Read Part I here: Decision Point
Read Part II here: Wrath of God
Read Part III here: Gimme Shelter
To the pit, off the bike, dig out the warmest jacket I could find, cover my legs with towels, find a seat. Drink some milk and honey for a small recovery, snack on some food. Wait. Shiver. Focus on the positive. Stay off my feet. And wait.
My Dad, Tim and Ryan had dropped the tent to save it from the wind, and tied it down to the cooler to keep it from lifting off. So there we were, in some sort of Being John Malkovich world, crouching in a half-raised tent and trying to stay calm, stay warm and stay informed. Nobody really knew what was going on, and as riders began to filter back into the pits -- halted at the aid stations, some chose to ride back, others were forced to wait for the rescue wagon -- the word was wet, the word was cold: Even if my lap gamble hadn't paid off, at least I was warm and relatively dry longer than those who were stuck out on the course. Our Salsa tent was sandwiched between Cody Gunst on one side and Justin Lund on the other -- Cody had ridden in while Justin got a lift in the box truck. Each of us had our own strategy to deal with the stop.
Eventually, word filtered in that we were looking at a mass restart -- first at 4
p.m., then 4:30, finally confirmed at 5. With the rain tapering off, it was time to start moving; all told, I had 2 hours of down-time with no idea what it would do to my body. Would I shut down?
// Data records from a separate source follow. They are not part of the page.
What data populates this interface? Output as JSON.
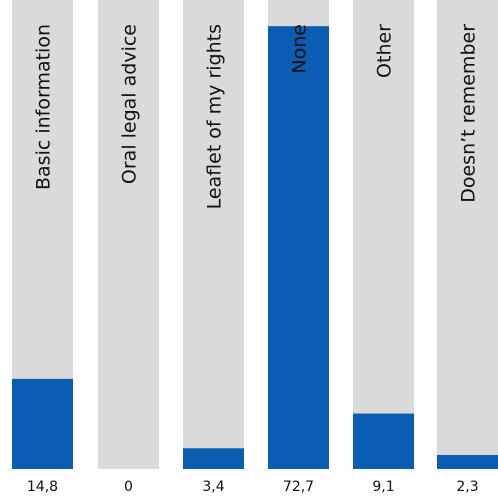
{
  "chart_data": {
    "type": "bar",
    "categories": [
      "Basic information",
      "Oral legal advice",
      "Leaflet of my rights",
      "None",
      "Other",
      "Doesn’t remember"
    ],
    "values": [
      14.8,
      0,
      3.4,
      72.7,
      9.1,
      2.3
    ],
    "value_labels": [
      "14,8",
      "0",
      "3,4",
      "72,7",
      "9,1",
      "2,3"
    ],
    "ylim": [
      0,
      77
    ],
    "title": "",
    "xlabel": "",
    "ylabel": "",
    "grid": false,
    "colors": {
      "bar": "#0a5db2",
      "track": "#dadada"
    }
  }
}
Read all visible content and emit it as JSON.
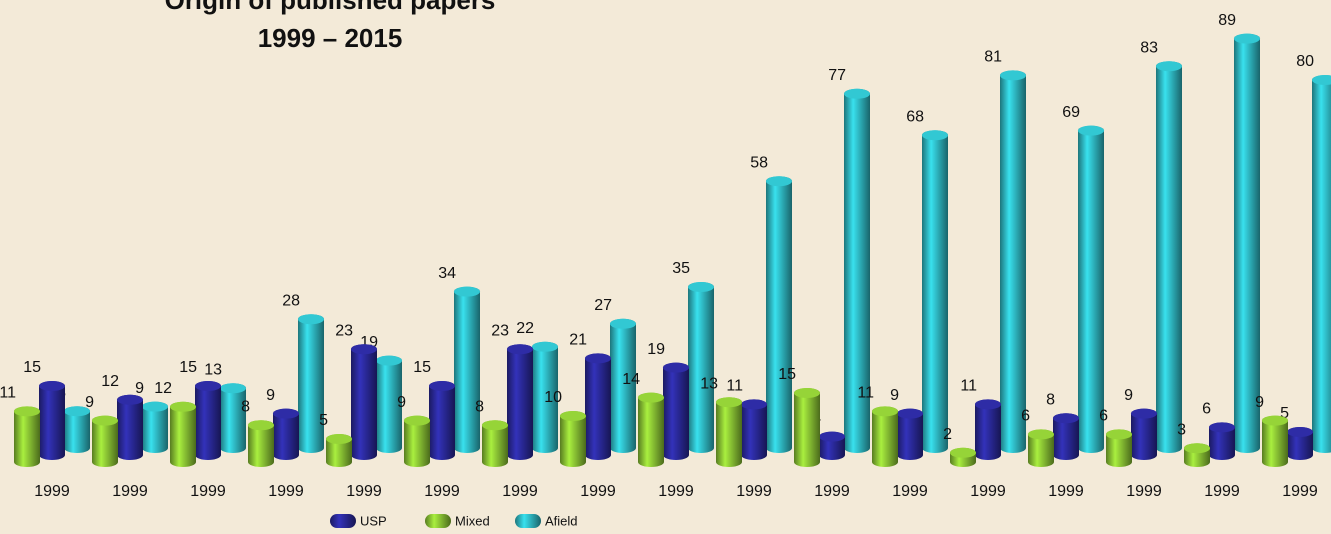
{
  "chart_data": {
    "type": "bar3d",
    "title": "Origin of published papers",
    "subtitle": "1999 – 2015",
    "categories": [
      "1999",
      "1999",
      "1999",
      "1999",
      "1999",
      "1999",
      "1999",
      "1999",
      "1999",
      "1999",
      "1999",
      "1999",
      "1999",
      "1999",
      "1999",
      "1999",
      "1999"
    ],
    "series": [
      {
        "name": "USP",
        "color": "#26258a",
        "values": [
          15,
          12,
          15,
          9,
          23,
          15,
          23,
          21,
          19,
          11,
          4,
          9,
          11,
          8,
          9,
          6,
          5
        ]
      },
      {
        "name": "Mixed",
        "color": "#7db12f",
        "values": [
          11,
          9,
          12,
          8,
          5,
          9,
          8,
          10,
          14,
          13,
          15,
          11,
          2,
          6,
          6,
          3,
          9
        ]
      },
      {
        "name": "Afield",
        "color": "#2aa7b0",
        "values": [
          8,
          9,
          13,
          28,
          19,
          34,
          22,
          27,
          35,
          58,
          77,
          68,
          81,
          69,
          83,
          89,
          80
        ]
      }
    ]
  }
}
Would I go good? What will that restart look like in the mud?
With about 30 minutes to go, we started getting ready. Tim re-set my bike for mudder conditions: new wheel, crud catcher, lube. As I stood up from the camp chair, I realized that my Honey Stinger gel flask had completly emptied all over my jersey and shorts, setting me up for the following:
Tim: "Here, let me get that." He walked over with a wet rag and began wiping down the bottom of my jersey.
Me: "Aw, man, it's all over. All over. Here, get my shorts."
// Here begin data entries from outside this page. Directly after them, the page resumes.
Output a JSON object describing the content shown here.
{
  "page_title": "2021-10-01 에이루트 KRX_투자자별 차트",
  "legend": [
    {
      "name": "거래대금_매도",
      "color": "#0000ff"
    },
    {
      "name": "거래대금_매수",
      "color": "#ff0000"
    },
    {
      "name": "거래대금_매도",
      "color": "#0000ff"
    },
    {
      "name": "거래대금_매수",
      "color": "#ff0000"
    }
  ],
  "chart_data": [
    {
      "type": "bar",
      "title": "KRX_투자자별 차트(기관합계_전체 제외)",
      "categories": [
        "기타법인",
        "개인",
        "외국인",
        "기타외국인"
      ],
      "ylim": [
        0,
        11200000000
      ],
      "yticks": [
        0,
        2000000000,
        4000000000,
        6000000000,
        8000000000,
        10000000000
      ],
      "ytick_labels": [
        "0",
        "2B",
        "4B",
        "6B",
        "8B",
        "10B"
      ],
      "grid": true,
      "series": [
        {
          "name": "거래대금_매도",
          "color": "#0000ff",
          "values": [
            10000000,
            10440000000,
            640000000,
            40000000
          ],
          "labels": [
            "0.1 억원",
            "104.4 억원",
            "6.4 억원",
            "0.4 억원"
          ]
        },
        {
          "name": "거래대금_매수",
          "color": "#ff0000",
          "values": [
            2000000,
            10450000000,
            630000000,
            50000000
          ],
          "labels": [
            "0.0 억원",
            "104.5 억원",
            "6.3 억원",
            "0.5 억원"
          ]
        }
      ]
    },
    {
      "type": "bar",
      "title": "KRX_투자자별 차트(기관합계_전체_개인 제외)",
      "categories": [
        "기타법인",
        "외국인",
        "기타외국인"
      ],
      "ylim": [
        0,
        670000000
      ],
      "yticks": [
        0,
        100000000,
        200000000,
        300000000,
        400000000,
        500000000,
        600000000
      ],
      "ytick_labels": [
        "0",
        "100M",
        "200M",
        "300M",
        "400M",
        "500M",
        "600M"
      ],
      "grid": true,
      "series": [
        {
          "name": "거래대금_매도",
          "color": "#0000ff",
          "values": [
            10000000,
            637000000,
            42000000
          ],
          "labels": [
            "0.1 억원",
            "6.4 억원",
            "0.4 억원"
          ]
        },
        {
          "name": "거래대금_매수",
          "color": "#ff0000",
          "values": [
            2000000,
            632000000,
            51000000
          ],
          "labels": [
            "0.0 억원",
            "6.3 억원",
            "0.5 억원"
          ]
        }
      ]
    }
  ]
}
Tim: "No worries, it's coming off."
Me: "Yeah, but it's Honey Stinger. The last thing I need is to be chased by bugs through the woods all night."
At this point, Jason, Tim's coworker who had been observing this whole thing, strolls over, and deadpans: "It's not the bugs you need to worry about. It's the hoards of angry Pooh Bears. They're viscious."
... and for the next 17 hours, wet chamois and all, it was all I could do to keep from laughing about angry Pooh Bears after my ass for Honey Stinger.
My dad had made his way to the timing tent, and came back with good news: My fifth lap had counted, and put me in second place behind Ron Stawicki, with only the two of us on the lead lap. None of us had been sure whether Ron, with his single speed prowess on full display, was racing the Open class -- turns out, he was, and had 12-ish minutes on me, even though I had a geared advantage. That news told me two things: first, Ron was out for blood -- he's wanted to win Wausau overall on a SS for years; and second, I had a tall order in front of me. In fact, I was honest with my crew, and told them that while I wasn't conceding by any means, I needed to ride my own race, and wanted them to keep tabs on Jeff in 3rd place vs. updates on Ron in 1st. I knew that if I started chasing Ron I'd put myself in a hole that I might not climb out of.
I pulled off a quick stop in the chalet, where the fire had it nice and warm, and lined up at the front next to Ron for the restart. It's been a while since I did a foot-down XC start, but I knew I needed to give it my all through at least the first few sections of singletrack if I wanted to stay upright and maintain my place. The countdown was on, and as Adam hit "1" I took off -- sure, it's been a while, but I remembered my Stupidweek crit training!
Here's where I need to pay Wes Dickson a debt of gratitude. Wes owns Sycamore Cycles in Brevard, and hosts a Thursday night, all-comers, beat-the-heck-out-of-yourself ride in Pisgah that has tested my limits nearly every week this season. I've ridden harder and faster on those rides than I've ridden in any race, only to blow myself up and do it again -- this is the mountain bike training I've needed to really round out the endurance riding that I enjoy so much. And in those first 3-1/2 miles of restart through small lakes, rivers, mud, rocks and roots of Wausau24-2011, every single one of those rides paid off.
I wasn't first into the singletrack, but I was in the lead group. I was maybe 5th or 6th wheel, and holy crap! I was staying with them! Ron was right there, just one or two wheels up, and damned if he wasn't getting away. I've seen him pull off crazy-smooth moves that I won't even try before, and I have to admit I was surprised as heck that I was staying even -- we were in near full-on WORS mode, slipping and sliding our way through the singletrack, and I was there.
We popped out onto the forest road and began to climb through the mile 4 marker. I did the math and realized there was still 17 hours to go -- 17 hours -- and pulled back a little from the pace we had been setting. I let Ron go as we hit the steep, and settled in with Jeff, getting comfortable and getting ready for a really long afternoon and night in the saddle. I was focused on my race, on what I could do, and concentrated on staying upright and moving forward as best I could through the wet and mud.